Montag, 2. März 2009



Beeindruckende Bilder aus 15 Jahren bewegender Geschichte – noch bis zum 24. Mai können im ehemaligen kaiserlichen Postfuhramt in Berlin Aufnahmen der großen sowie der ganz persönlichen Welt aus Sicht einer der größten Fotografinnen unserer Zeit bewundert werden. „Annie Leibovitz – A Photographer’s Life 1990-2005“ ist eine gelungene Mischung aus Familienalbum, Werkschau und persönlichem Tagebuch. Nahtlos reihen sich großflächige Landschaftsaufnahmen neben privaten Schnappschüssen sowie Portraits der Großen aus Politik und Unterhaltung.

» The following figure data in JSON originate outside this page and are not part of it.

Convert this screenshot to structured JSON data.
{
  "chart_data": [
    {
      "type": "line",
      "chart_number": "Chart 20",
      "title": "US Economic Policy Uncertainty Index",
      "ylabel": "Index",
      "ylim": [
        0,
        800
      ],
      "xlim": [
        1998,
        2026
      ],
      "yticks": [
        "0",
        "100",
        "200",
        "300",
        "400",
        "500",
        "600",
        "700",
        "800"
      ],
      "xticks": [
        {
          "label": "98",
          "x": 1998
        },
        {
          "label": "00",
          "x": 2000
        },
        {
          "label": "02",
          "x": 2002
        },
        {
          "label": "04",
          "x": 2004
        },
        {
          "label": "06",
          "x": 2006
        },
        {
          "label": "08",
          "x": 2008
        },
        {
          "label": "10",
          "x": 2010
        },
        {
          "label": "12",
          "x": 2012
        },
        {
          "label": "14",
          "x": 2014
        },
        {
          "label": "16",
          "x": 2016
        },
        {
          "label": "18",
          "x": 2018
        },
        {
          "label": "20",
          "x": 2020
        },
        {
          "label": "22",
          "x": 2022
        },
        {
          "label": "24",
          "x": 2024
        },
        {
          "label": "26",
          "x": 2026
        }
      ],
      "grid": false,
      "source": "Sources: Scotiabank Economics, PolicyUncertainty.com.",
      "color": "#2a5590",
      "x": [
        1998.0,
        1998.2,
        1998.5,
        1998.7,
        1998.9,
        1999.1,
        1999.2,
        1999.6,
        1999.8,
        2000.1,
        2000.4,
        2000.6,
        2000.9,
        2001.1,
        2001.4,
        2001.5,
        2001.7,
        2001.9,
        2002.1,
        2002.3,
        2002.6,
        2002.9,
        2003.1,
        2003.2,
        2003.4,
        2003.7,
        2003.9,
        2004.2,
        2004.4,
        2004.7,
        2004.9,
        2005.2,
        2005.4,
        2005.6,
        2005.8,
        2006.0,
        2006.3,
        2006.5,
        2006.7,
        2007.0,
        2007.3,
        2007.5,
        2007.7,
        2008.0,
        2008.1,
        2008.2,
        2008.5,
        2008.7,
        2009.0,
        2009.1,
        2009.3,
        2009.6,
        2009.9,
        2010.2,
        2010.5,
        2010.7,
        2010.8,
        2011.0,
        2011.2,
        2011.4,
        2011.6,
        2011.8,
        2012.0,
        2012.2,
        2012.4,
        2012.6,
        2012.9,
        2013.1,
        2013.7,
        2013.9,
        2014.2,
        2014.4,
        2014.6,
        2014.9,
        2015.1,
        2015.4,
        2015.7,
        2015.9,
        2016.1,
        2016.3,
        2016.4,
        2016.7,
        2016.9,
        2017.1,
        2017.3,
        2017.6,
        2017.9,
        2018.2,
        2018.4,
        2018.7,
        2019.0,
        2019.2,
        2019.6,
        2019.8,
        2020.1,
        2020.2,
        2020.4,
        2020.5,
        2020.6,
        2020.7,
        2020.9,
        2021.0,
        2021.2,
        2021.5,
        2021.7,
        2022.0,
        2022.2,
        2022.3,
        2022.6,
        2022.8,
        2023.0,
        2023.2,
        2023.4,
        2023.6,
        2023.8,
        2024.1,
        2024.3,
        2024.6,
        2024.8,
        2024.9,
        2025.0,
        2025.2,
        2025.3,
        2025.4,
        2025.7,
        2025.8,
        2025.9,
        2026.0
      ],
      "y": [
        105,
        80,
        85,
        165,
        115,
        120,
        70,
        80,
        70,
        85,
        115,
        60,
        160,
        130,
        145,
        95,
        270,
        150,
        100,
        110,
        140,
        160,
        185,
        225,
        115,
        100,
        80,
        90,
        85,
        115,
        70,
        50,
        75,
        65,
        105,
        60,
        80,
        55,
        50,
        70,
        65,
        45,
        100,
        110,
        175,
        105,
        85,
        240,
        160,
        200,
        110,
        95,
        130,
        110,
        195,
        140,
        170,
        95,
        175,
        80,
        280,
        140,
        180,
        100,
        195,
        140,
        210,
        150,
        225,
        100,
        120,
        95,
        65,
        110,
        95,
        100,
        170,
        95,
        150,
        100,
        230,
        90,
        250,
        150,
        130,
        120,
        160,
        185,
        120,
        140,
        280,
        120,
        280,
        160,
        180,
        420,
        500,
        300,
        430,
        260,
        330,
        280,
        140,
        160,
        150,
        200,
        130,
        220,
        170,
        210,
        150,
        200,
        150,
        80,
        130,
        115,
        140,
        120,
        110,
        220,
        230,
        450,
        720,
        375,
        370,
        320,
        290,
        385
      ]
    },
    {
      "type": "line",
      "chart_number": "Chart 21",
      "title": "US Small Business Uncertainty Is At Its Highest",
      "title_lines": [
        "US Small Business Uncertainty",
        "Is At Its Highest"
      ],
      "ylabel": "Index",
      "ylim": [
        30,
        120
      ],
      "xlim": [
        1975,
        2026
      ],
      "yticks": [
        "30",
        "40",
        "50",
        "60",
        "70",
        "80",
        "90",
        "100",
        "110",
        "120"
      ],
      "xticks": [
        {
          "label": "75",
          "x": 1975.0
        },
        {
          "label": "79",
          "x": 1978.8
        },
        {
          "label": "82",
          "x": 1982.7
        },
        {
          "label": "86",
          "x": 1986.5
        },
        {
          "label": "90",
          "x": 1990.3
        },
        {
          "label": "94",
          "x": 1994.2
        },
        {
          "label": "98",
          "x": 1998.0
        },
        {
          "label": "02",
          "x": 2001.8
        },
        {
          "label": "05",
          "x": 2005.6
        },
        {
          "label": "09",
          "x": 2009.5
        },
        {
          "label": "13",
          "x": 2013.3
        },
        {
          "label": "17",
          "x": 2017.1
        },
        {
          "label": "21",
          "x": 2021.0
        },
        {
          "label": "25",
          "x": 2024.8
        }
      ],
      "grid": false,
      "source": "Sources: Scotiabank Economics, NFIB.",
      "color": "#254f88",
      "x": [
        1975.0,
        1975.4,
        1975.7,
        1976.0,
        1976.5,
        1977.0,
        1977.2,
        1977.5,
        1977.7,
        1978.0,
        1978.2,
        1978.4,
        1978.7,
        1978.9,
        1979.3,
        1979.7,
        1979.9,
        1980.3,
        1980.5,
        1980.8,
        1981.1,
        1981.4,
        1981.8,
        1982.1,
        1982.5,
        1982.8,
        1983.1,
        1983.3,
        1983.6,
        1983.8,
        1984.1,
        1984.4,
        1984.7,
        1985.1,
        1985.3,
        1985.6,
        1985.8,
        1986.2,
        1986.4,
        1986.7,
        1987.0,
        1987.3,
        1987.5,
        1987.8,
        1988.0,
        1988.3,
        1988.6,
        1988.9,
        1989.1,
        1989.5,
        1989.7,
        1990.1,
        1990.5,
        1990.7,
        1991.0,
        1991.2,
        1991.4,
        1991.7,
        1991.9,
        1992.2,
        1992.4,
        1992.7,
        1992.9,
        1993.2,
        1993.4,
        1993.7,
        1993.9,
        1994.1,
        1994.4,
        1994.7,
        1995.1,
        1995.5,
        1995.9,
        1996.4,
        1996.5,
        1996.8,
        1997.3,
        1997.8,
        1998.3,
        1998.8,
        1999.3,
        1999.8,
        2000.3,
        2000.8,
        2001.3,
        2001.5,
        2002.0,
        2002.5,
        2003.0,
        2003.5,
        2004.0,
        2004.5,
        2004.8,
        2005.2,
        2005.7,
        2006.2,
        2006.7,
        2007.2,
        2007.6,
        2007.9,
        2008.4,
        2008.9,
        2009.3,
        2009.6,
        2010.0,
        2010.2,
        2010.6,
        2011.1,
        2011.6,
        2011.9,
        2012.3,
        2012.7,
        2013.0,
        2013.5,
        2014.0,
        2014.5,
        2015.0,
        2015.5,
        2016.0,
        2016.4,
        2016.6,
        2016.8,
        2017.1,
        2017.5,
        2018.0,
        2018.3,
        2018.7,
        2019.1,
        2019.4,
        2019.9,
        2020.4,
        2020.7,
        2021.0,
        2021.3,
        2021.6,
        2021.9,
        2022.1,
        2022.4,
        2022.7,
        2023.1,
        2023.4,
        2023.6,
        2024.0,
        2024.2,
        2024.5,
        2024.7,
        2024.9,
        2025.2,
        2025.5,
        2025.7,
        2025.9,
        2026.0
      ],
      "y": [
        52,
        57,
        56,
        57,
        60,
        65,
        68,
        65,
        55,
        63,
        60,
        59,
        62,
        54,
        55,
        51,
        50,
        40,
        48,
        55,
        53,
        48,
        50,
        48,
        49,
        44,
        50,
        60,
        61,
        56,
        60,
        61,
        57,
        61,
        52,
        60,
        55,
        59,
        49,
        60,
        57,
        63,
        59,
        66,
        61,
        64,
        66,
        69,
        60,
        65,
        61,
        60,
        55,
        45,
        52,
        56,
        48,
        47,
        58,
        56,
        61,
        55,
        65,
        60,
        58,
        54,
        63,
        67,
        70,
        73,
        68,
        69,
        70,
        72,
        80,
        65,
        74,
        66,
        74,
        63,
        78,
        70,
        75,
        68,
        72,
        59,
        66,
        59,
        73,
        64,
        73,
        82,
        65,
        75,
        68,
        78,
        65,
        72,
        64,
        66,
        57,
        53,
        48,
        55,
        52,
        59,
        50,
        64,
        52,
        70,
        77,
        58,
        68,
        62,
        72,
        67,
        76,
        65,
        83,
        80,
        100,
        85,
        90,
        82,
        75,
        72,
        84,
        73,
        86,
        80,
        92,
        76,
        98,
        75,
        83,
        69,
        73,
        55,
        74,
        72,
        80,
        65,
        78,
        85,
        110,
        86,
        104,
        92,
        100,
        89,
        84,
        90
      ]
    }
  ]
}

Ein sehenswerter Dokumentarfilm, der auf der Ausstellung gezeigt wird, beleuchtet Leben und Schaffen der US-Künstlerin, die mit ihrer Vielzahl von Covertiteln für das „Rolling Stone Magazine“ und „Vanity Fair“ zu den stilprägendsten Fotografen unserer Zeit gehört.

Das Internationale Forum For Visual Dialogues präsentiert „Annie Leibovitz – A Photographer’s Life, 1990 – 2005“, vom 21. Februar bis 24. Mai 2009. Täglich 11 bis 20 Uhr. Adresse: Oranienburger Straße / Tucholsky Straße.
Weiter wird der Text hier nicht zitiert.